What’s the difference between a gyro and a shawarma and Why Do People Confuse Them?

At first glance, gyros and shawarma look like the same thing. The meat for both is shaved from a large cone that slowly turns and roasts all day, cooking the meat in its own juices. And below this surface of similarity, the two meals share a common ancestor: the doner kebab. Invented in Turkey in the 18th or 19th century, doner kebab means “rotating grilled meat.”

When it was introduced to Greece, the locals named it “gyros,” the Greek word for “turn.” Likewise, when it spread through the Middle East, it was called “shawarma,” an Arabic word for “turning.” Of course, if you’ve ever seen the meat spinning on a rotisserie, you understand why these names stuck.

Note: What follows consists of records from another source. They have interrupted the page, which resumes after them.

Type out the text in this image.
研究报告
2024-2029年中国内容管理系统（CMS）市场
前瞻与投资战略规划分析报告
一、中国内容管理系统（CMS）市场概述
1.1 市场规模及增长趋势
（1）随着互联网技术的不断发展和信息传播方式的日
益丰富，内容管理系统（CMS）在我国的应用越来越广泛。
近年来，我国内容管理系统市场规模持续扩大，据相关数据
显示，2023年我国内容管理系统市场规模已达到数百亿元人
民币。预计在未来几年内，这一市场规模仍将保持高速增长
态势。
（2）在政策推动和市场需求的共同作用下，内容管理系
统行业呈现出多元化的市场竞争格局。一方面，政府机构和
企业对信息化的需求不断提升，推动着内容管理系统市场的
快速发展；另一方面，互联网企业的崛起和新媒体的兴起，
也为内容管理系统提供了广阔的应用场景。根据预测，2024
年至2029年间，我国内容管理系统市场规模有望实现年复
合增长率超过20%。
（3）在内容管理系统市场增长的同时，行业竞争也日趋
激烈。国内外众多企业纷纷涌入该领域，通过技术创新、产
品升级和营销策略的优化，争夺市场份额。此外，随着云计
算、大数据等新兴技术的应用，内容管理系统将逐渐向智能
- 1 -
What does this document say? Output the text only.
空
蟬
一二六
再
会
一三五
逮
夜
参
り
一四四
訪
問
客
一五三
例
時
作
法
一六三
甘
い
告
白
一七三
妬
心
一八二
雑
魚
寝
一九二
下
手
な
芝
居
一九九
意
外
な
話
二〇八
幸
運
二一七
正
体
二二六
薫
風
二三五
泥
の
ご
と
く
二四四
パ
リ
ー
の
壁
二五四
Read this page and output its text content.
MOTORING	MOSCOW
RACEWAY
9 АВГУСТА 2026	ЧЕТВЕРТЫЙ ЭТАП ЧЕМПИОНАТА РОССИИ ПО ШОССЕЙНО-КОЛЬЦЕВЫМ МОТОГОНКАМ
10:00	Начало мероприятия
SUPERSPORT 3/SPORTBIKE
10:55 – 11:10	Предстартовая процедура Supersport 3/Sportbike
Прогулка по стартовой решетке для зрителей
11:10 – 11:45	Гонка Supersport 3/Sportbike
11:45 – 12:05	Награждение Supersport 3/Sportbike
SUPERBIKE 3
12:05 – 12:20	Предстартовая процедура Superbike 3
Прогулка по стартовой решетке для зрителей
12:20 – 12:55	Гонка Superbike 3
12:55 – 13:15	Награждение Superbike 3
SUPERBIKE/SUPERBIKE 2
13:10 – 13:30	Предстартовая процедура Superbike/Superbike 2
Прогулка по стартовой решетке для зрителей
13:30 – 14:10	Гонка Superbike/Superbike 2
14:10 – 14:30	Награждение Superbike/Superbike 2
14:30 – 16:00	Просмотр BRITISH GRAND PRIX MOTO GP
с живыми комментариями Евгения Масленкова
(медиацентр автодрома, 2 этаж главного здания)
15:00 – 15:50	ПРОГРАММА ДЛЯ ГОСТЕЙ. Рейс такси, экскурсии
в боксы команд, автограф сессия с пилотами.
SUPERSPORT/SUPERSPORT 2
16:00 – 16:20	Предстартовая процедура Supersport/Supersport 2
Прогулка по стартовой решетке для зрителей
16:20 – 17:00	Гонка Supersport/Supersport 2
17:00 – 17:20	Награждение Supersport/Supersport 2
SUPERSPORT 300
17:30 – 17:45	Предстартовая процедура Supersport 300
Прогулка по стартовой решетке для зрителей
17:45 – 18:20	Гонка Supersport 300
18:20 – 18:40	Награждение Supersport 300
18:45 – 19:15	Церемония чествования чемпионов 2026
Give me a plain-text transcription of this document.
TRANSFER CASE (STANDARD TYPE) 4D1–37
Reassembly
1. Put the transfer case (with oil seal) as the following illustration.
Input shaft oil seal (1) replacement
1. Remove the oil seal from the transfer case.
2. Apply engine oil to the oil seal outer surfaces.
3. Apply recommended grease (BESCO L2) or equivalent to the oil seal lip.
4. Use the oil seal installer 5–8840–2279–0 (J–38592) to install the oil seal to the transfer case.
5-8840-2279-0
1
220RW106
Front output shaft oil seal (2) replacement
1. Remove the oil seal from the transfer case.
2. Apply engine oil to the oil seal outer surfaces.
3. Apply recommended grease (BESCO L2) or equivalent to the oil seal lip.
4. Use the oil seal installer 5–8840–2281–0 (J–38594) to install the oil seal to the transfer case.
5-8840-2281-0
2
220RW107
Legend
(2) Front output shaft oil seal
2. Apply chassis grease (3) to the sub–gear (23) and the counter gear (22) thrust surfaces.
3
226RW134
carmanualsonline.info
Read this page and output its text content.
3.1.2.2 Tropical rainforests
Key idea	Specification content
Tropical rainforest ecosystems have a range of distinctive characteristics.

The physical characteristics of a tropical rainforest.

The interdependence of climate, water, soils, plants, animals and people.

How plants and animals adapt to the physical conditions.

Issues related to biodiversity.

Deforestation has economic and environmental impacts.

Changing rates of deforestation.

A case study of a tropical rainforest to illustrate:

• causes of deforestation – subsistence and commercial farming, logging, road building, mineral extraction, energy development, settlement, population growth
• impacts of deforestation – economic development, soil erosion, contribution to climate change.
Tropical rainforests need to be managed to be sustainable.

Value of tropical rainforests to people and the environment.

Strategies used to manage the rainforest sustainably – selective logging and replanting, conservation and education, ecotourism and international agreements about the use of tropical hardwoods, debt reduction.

The Gyro is a Greek dish and usually uses a combination of ground lamb and ground beaf. The meat is seasoned with a blend of oregano, rosemary, thyme and marjoram and made into a loaf and cooked on a tall spit. The garnishes comprise tomatoes, onion and tzatziki sauce, a yogurt sauce seasoned with cucumbers and dill and sometimes garlic.

The Shawarma’s origins, on the other hand, are less definitive, but essentially Middle Eastern. The meat is usually lamb, chicken or turkey and consists of chunks of meat (rather than a ground loaf). The seasoning is also quite different and is based on turmeric, cardamom, cinnamon and cloves – with many different variations on this basic mix.

However, what really sets the shawarma apart from the gyro is the garnish, or rather, the extent of the garnish. The Israeli shawarma, for example, offers generous servings of hummus, tahini and, perhaps most important, pickled mangoes.